Since it was born, the 1990 1st Congressional District race has been a classic contest of the Hungry Underdog vs. the Confident Veteran.

Jim Hansen, a Republican, is a 10-year congressman, who, because of a strong showing in the polls, has spent little time serenading the electorate, choosing instead to go about business-as-usual in Washington.Kenley Brunsdale, a Democrat, is a young, aggressive public affairs attorney who has never held public office but who, despite the polls, has waged an aggressive campaign throughout the conservative 1st District.

When he announced his candidacy, Brunsdale promised to launch a "guerrilla campaign," saying his opponent would be "fun" to run against. During the first phases of his campaign, Brunsdale identified a dozen issues he thought were important to the 1st District voters, drafted bills to deal with the issues and sent them to Hansen with a letter asking Hansen to sponsor the bills.

Brunsdale has sought desperately to pull his opponent into the ring and rumble.

Hansen's response to Brunsdale has, for the most part, been a big yawn. In the beginning, it was no response at all. Hansen left that to campaign manager Peter Jenks, who called Brunsdale a liberal clone of Rep. Wayne Owens - Brunsdale's former boss and the political antithesis of Hansen. Jenks refused to address many of Brunsdale's proposed "bills," dismissing them as political hype designed to "get (Brunsdale's) name in the paper."

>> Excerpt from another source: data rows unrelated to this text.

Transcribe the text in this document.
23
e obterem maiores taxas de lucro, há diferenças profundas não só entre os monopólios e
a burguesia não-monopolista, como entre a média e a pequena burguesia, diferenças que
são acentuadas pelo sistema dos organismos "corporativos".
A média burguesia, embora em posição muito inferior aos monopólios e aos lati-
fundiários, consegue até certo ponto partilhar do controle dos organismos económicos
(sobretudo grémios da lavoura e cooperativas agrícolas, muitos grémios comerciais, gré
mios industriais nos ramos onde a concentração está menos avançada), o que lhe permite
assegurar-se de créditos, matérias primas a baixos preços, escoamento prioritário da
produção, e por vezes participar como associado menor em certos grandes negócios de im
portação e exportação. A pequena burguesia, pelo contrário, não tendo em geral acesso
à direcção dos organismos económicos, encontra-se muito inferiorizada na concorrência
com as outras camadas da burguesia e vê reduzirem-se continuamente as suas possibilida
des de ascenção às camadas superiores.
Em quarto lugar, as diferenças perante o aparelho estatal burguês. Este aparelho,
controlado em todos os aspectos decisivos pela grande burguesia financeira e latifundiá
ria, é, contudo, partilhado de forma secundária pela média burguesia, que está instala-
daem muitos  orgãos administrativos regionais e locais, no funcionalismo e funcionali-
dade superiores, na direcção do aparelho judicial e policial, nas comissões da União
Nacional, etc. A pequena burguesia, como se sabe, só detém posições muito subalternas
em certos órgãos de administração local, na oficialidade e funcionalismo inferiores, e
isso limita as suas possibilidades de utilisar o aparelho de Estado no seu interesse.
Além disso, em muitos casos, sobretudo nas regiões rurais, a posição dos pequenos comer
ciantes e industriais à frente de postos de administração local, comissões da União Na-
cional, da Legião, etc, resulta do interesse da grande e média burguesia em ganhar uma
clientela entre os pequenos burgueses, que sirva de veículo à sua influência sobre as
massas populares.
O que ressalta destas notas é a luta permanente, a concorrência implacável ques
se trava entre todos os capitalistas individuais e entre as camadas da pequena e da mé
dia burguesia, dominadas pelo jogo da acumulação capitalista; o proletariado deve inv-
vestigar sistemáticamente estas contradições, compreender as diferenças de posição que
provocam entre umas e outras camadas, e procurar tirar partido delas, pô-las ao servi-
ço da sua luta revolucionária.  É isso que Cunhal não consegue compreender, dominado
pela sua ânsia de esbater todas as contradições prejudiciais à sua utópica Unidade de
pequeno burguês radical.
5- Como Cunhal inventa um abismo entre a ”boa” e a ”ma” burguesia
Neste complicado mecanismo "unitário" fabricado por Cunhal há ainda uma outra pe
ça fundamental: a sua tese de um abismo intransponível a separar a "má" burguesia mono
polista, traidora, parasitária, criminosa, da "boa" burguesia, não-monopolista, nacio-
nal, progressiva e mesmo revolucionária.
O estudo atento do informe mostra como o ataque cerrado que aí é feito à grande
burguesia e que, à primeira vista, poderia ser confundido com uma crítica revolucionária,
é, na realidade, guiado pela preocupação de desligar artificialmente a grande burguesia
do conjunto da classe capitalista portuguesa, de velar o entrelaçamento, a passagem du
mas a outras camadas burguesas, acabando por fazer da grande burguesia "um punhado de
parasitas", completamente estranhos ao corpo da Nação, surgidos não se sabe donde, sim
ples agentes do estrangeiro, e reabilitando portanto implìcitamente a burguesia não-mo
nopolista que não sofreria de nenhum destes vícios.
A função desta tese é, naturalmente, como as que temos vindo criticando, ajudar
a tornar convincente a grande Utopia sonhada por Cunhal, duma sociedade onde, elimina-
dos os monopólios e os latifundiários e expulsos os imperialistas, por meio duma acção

It was only in letters soliciting campaign contributions that Hansen acknowledged Brunsdale as a threat. Back at his GOP fund-raiser in April, however, Hansen didn't even mention Brunsdale by name, telling a reporter afterward, "I really don't know him." When he finally did acknowledge Brunsdale publicly, Hansen said "he would rather fight 10 Kenley Brunsdales than one Gunn McKay," a Democrat whom he unseated in 1980 and defeated two times since.

Claiming he knows his constituents well and that his philosophy "fits foursquare with theirs," Hansen has relied on his party identification - the 1st District is one of the most Republican in the nation - and his reputation as a fiscal and ideological conservative to carry him through the campaign.

Characterizing himself as "a new voice for the 1990s," Brunsdale describes Hansen as out of step in environmental issues, jaded in local issues and ineffective in general.

A local environmental issue that has been the flagship of Brunsdale's campaign is the proposed natural-gas pipeline that would pierce northern Utah's mountains, carrying Wyoming natural gas to California. Brunsdale, who has donated legal services to an anti-pipeline citizens group, has continuously hammered Hansen for doing nothing to stop the routing that would take the pipeline through Mueller Park and other watersheds above Bountiful.

Hansen - whose bill in February to stop the pipeline has gone nowhere - has tried hard not to make the pipeline an issue.

While Brunsdale accuses Hansen of ignoring the pipeline issue, Jenks accuses Brunsdale of avoiding the wilderness issue of Southern Utah, where most voters despise environmentalists. Hansen wants 1.4 million acres of Bureau of Land Management land set aside as wilderness; Brunsdale wants between 3 million and 5 million acres.

Regardless of who's avoiding which issue, it's clear that Hansen has personally avoided Brunsdale, having met him only once for a face-to-face debate. Other debates were done by phone or satellite.

"It's been a lonely road," said Brunsdale.

It's also been lonely in the polls, which, barring an unforeseen political miracle, indicate Hansen is on his way back to Washington next year.

In the latest Deseret News/KSL Poll, Hansen is leading Brunsdale 57 percent to 31 percent. In April, the polls showed Hansen ahead 54-21 with 20 percent undecided.